Clause 6 of the Licence Agreement provides that the club acknowledges and agrees that:
(a)the provisions of the agreement and documents referred to in cl 3 (the Constitution, rules, regulations, by-laws and policies, determinations and resolutions) impose or may impose restrictions on the club in relation to matters connected to its participation in the NTFL; and
(b)such restrictions are necessary and reasonable to meet the reasonable objectives and protect the legitimate interests of AFL Northern Territory and that such restrictions do no more than is necessary and reasonable to achieve such objectives and protect such interests.
It will be noted that although the defendant has asserted two different bases as the foundation for its legal authority or power to act as it did, the plaintiffs have rejected one, that is, those contained in the Constitution (statement of claim, par 33). The plaintiffs allege that the defendant acted in breach of the Licence Agreement, but I can not identify anywhere in the statement of claim a reference to the provisions of the Licence Agreement which the plaintiffs say confer legal authority on the defendant. The provisions of the Licence Agreement upon which the plaintiffs rely operate to place obligations on the club, but do not create legal authority, or regulate any legal authority, by which the defendant may impose the obligation. The fact that the defendant may have asserted on one occasion that it was acting pursuant to powers under the Licence Agreement, does not prove the correctness of that assertion and it remains upon the plaintiffs to allege wherein lies the foundation for it, if any.
I think that the pleas in the statement of claim are largely misdirected because of the shifting ground conveyed by the defendant to the plaintiffs in its letters regarding the source of the jurisdiction upon which it relied. By its letter of 20 November 2002 in which it called the meeting to discuss the complaint and to ascertain whether the club had breached cl 4(c) of the Licence Agreement and indicated its possible cause of action, it expressly informed the club that the Board was not treating the matter under its by-laws but rather relying upon the power it had been given and cl 6 and cl 14.5 of the Constitution and cl 3 of the Licence Agreement. Those provisions are set out above. By the same letter it disavowed that there was to be a “hearing” but rather a discussion to ascertain the truth. The club said it responded to the invitation by attending at the meeting. It is not pleaded that it then protested that the defendant had no such legal authority under its Constitution.

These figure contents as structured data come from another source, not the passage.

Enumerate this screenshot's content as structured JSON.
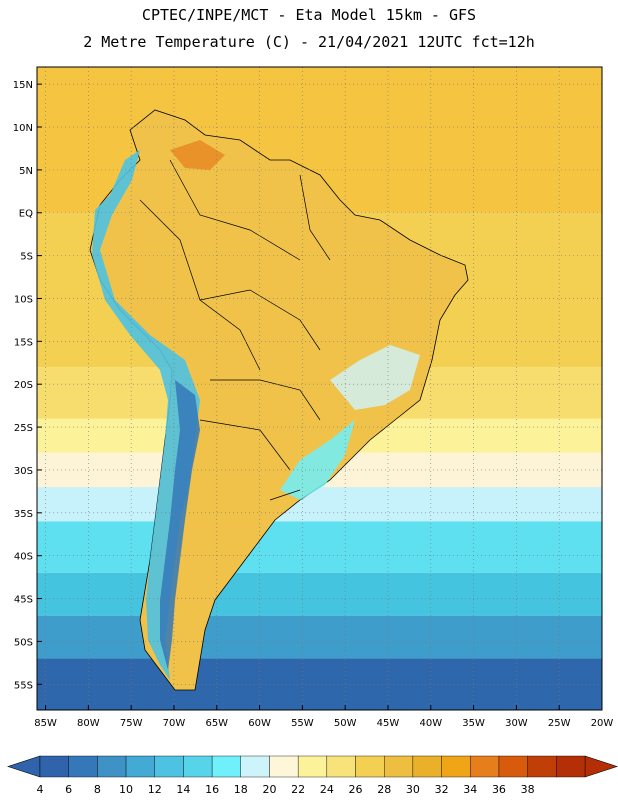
{
  "header": {
    "title_line1": "CPTEC/INPE/MCT -  Eta Model 15km - GFS",
    "title_line2": "2 Metre Temperature (C) - 21/04/2021 12UTC fct=12h"
  },
  "map": {
    "lon_range": [
      -86,
      -20
    ],
    "lat_range": [
      -58,
      17
    ],
    "lat_ticks": [
      {
        "value": 15,
        "label": "15N"
      },
      {
        "value": 10,
        "label": "10N"
      },
      {
        "value": 5,
        "label": "5N"
      },
      {
        "value": 0,
        "label": "EQ"
      },
      {
        "value": -5,
        "label": "5S"
      },
      {
        "value": -10,
        "label": "10S"
      },
      {
        "value": -15,
        "label": "15S"
      },
      {
        "value": -20,
        "label": "20S"
      },
      {
        "value": -25,
        "label": "25S"
      },
      {
        "value": -30,
        "label": "30S"
      },
      {
        "value": -35,
        "label": "35S"
      },
      {
        "value": -40,
        "label": "40S"
      },
      {
        "value": -45,
        "label": "45S"
      },
      {
        "value": -50,
        "label": "50S"
      },
      {
        "value": -55,
        "label": "55S"
      }
    ],
    "lon_ticks": [
      {
        "value": -85,
        "label": "85W"
      },
      {
        "value": -80,
        "label": "80W"
      },
      {
        "value": -75,
        "label": "75W"
      },
      {
        "value": -70,
        "label": "70W"
      },
      {
        "value": -65,
        "label": "65W"
      },
      {
        "value": -60,
        "label": "60W"
      },
      {
        "value": -55,
        "label": "55W"
      },
      {
        "value": -50,
        "label": "50W"
      },
      {
        "value": -45,
        "label": "45W"
      },
      {
        "value": -40,
        "label": "40W"
      },
      {
        "value": -35,
        "label": "35W"
      },
      {
        "value": -30,
        "label": "30W"
      },
      {
        "value": -25,
        "label": "25W"
      },
      {
        "value": -20,
        "label": "20W"
      }
    ],
    "gridlines": "dotted, every 5 degrees",
    "field_bands": [
      {
        "lat_from": 17,
        "lat_to": 0,
        "color": "#f5c542"
      },
      {
        "lat_from": 0,
        "lat_to": -18,
        "color": "#f3cf52"
      },
      {
        "lat_from": -18,
        "lat_to": -24,
        "color": "#f7dc6e"
      },
      {
        "lat_from": -24,
        "lat_to": -28,
        "color": "#fbf29a"
      },
      {
        "lat_from": -28,
        "lat_to": -32,
        "color": "#fdf4d8"
      },
      {
        "lat_from": -32,
        "lat_to": -36,
        "color": "#c8f2fb"
      },
      {
        "lat_from": -36,
        "lat_to": -42,
        "color": "#5fe0f0"
      },
      {
        "lat_from": -42,
        "lat_to": -47,
        "color": "#45c4e0"
      },
      {
        "lat_from": -47,
        "lat_to": -52,
        "color": "#3f9dcc"
      },
      {
        "lat_from": -52,
        "lat_to": -58,
        "color": "#2f67ad"
      }
    ],
    "land_color": "#f0c24a",
    "andes_colors": [
      "#5fe0f0",
      "#3f9dcc",
      "#2f67ad"
    ]
  },
  "colorbar": {
    "values": [
      "4",
      "6",
      "8",
      "10",
      "12",
      "14",
      "16",
      "18",
      "20",
      "22",
      "24",
      "26",
      "28",
      "30",
      "32",
      "34",
      "36",
      "38"
    ],
    "colors": [
      "#2f63ab",
      "#3478b9",
      "#3f92c6",
      "#43a9d5",
      "#4ec2e2",
      "#57d4ea",
      "#6ff0fa",
      "#cef4fb",
      "#fdf6d8",
      "#fbf29a",
      "#f7e37a",
      "#f3cf52",
      "#eebe40",
      "#eab02a",
      "#f0a418",
      "#e67e1c",
      "#d85a0c",
      "#c03f08",
      "#b52f06"
    ],
    "below_color": "#2f63ab",
    "above_color": "#b52f06"
  }
}
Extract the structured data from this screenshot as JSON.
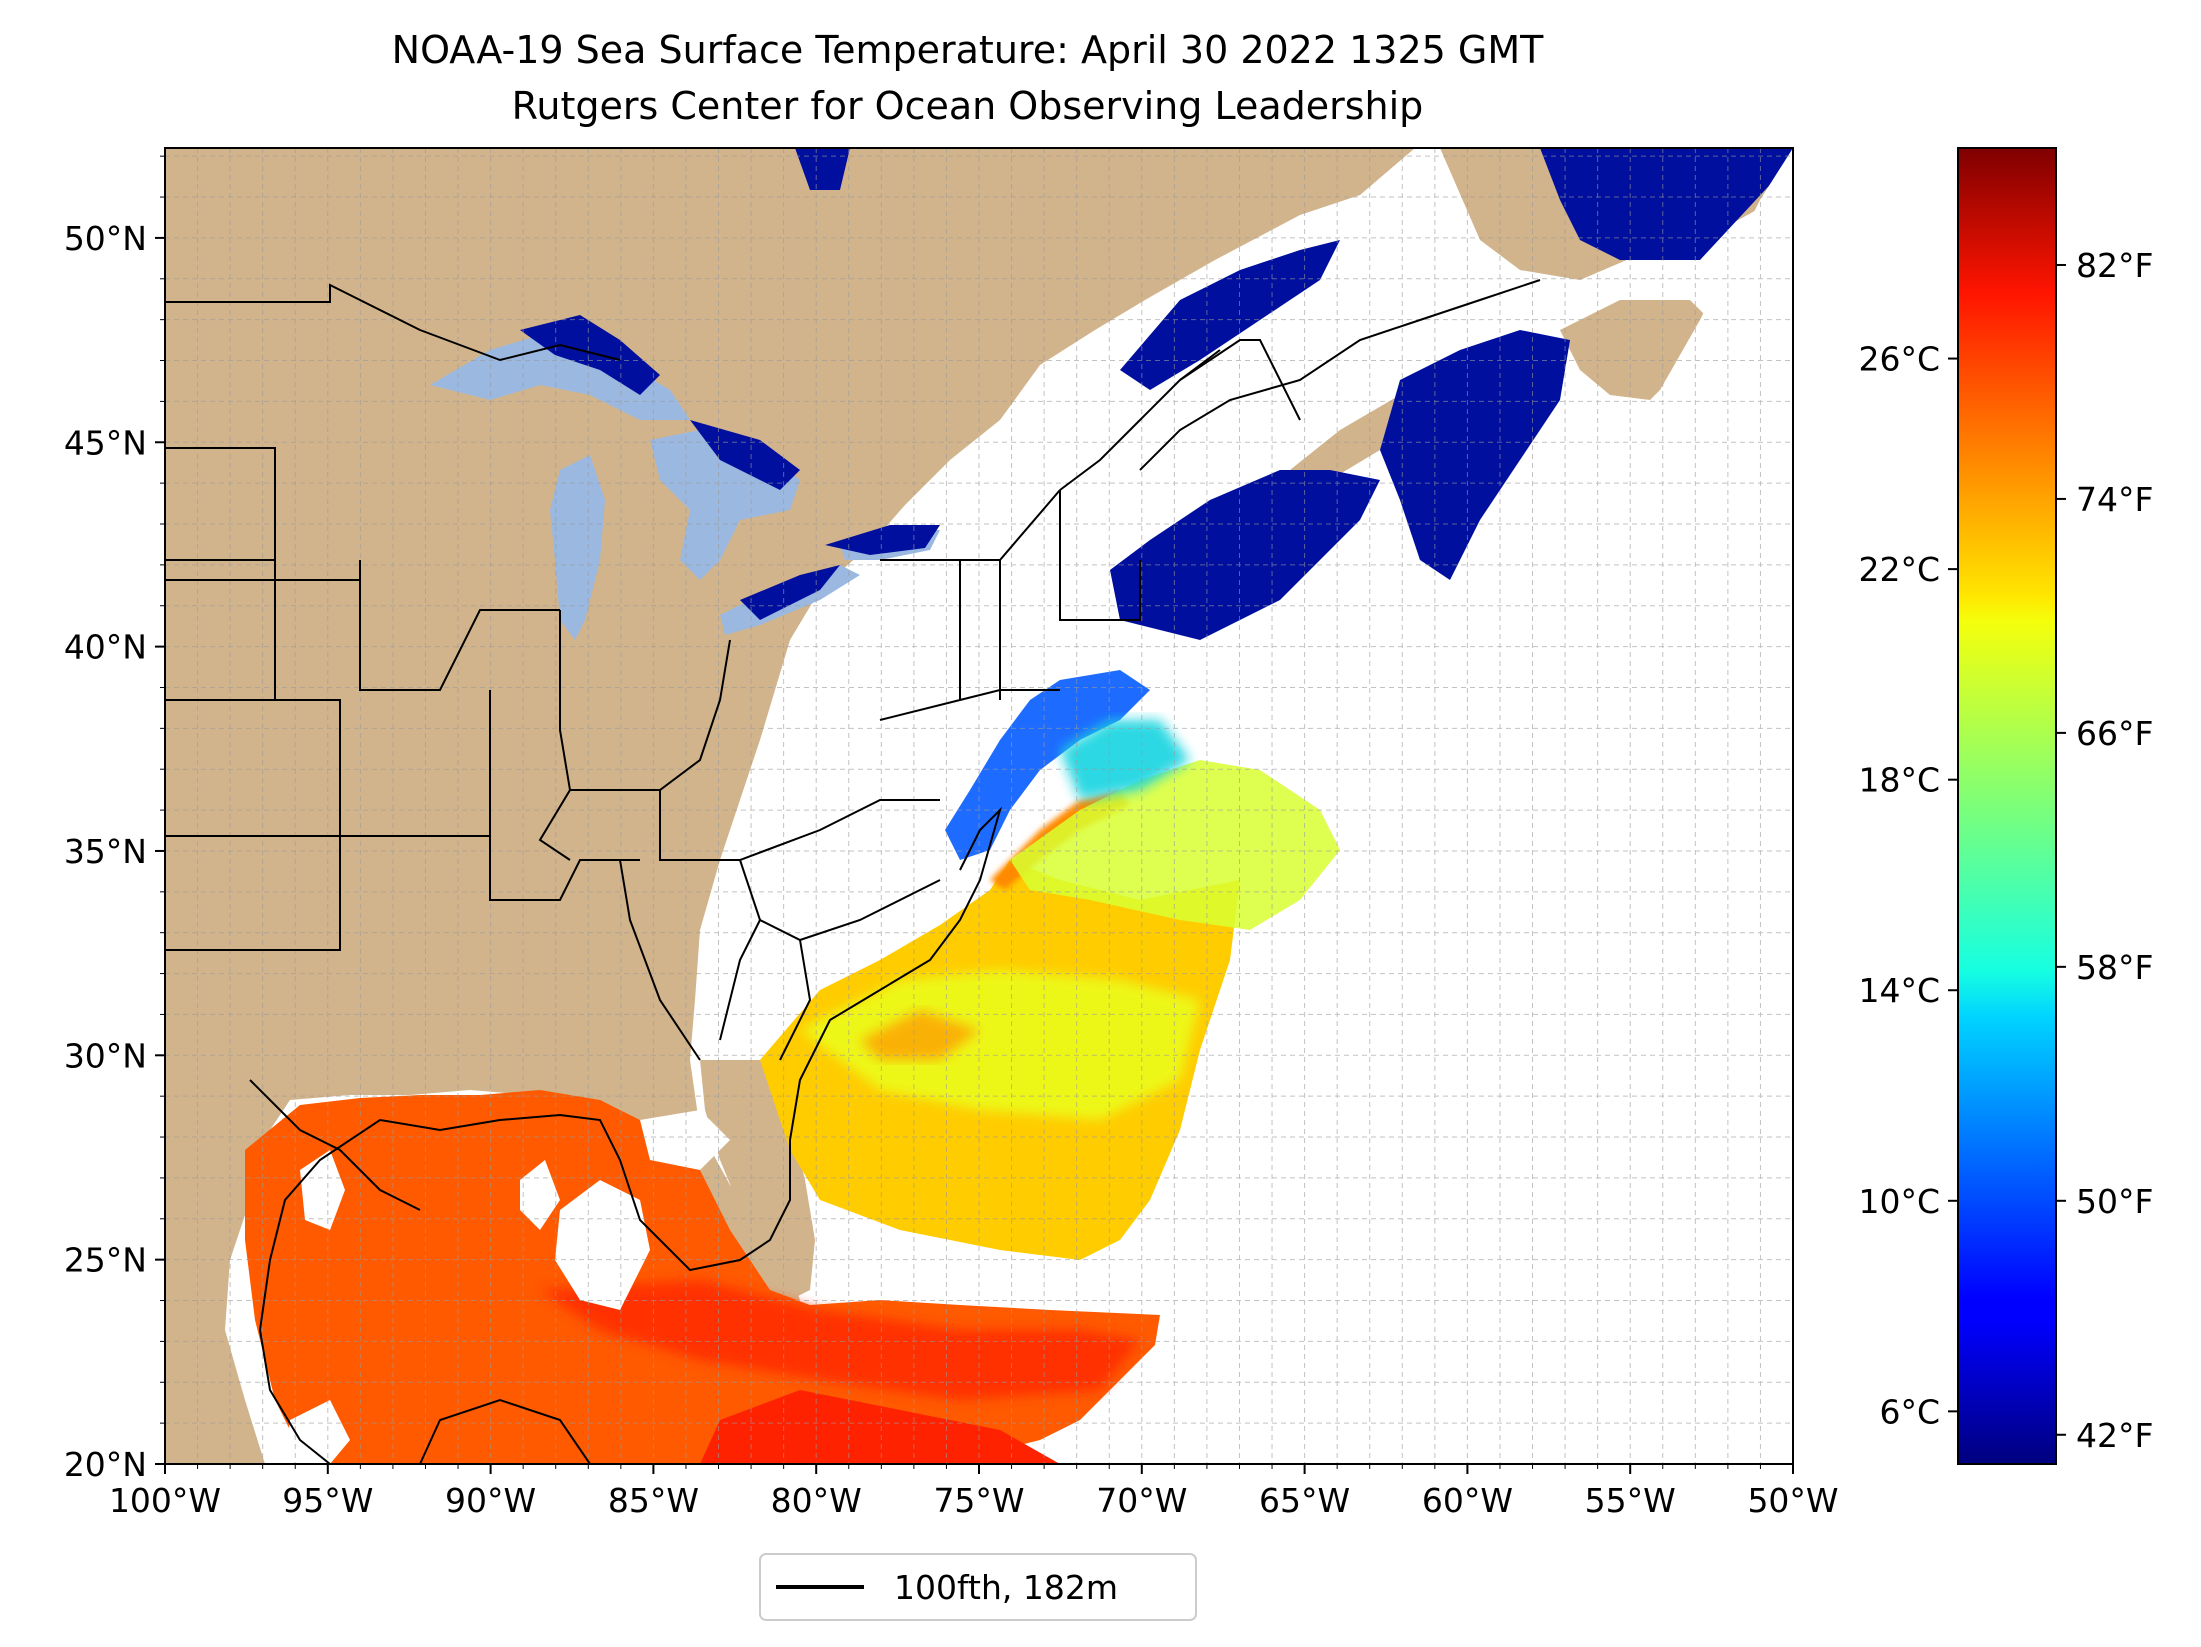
{
  "title": "NOAA-19 Sea Surface Temperature: April 30 2022 1325 GMT",
  "subtitle": "Rutgers Center for Ocean Observing Leadership",
  "map": {
    "lon_range": [
      -100,
      -50
    ],
    "lat_range": [
      20,
      52.2
    ],
    "lon_ticks": [
      {
        "value": -100,
        "label": "100°W"
      },
      {
        "value": -95,
        "label": "95°W"
      },
      {
        "value": -90,
        "label": "90°W"
      },
      {
        "value": -85,
        "label": "85°W"
      },
      {
        "value": -80,
        "label": "80°W"
      },
      {
        "value": -75,
        "label": "75°W"
      },
      {
        "value": -70,
        "label": "70°W"
      },
      {
        "value": -65,
        "label": "65°W"
      },
      {
        "value": -60,
        "label": "60°W"
      },
      {
        "value": -55,
        "label": "55°W"
      },
      {
        "value": -50,
        "label": "50°W"
      }
    ],
    "lat_ticks": [
      {
        "value": 20,
        "label": "20°N"
      },
      {
        "value": 25,
        "label": "25°N"
      },
      {
        "value": 30,
        "label": "30°N"
      },
      {
        "value": 35,
        "label": "35°N"
      },
      {
        "value": 40,
        "label": "40°N"
      },
      {
        "value": 45,
        "label": "45°N"
      },
      {
        "value": 50,
        "label": "50°N"
      }
    ],
    "gridlines": true,
    "land_color": "#d2b48c",
    "lake_color": "#9ab8e0",
    "no_data_color": "#ffffff"
  },
  "legend": {
    "entries": [
      {
        "label": "100fth, 182m",
        "color": "#000000"
      }
    ],
    "placement": "bottom-center"
  },
  "colorbar": {
    "colormap": "jet",
    "range_celsius": [
      5,
      30
    ],
    "celsius_ticks": [
      {
        "value": 6,
        "label": "6°C"
      },
      {
        "value": 10,
        "label": "10°C"
      },
      {
        "value": 14,
        "label": "14°C"
      },
      {
        "value": 18,
        "label": "18°C"
      },
      {
        "value": 22,
        "label": "22°C"
      },
      {
        "value": 26,
        "label": "26°C"
      }
    ],
    "fahrenheit_ticks": [
      {
        "value": 42,
        "label": "42°F"
      },
      {
        "value": 50,
        "label": "50°F"
      },
      {
        "value": 58,
        "label": "58°F"
      },
      {
        "value": 66,
        "label": "66°F"
      },
      {
        "value": 74,
        "label": "74°F"
      },
      {
        "value": 82,
        "label": "82°F"
      }
    ]
  }
}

The resolution passed by the Board after the meeting, conveyed in its letter of 1 December 2002, met with a response that the Constitution limited the powers of the defendant so that they could not act as they had and proposed to do. The defendant responded by saying, contrary to its earlier assertion, that it had not relied upon the Constitution but had at all times relied upon the provisions of the Licence Agreement. It asserted that cl 3 empowered it to pass the resolutions with which the club must comply.
It is the plaintiffs who bring the action. They appear to have accepted the defendant’s assertion that it was exercising power under the Licence Agreement without undertaking any critical examination of that proposition or, if they did, they fail to identify in the statement of claim what they allege is the source of power exercised by the defendant, but which they say was improperly exercised. After conclusion of the hearing I invited submissions from the plaintiffs directed to this issue. The reply from counsel for the plaintiffs was that they did not submit that the Licence Agreement conferred any power on the defendant.
Order that the statement of claim be struck out.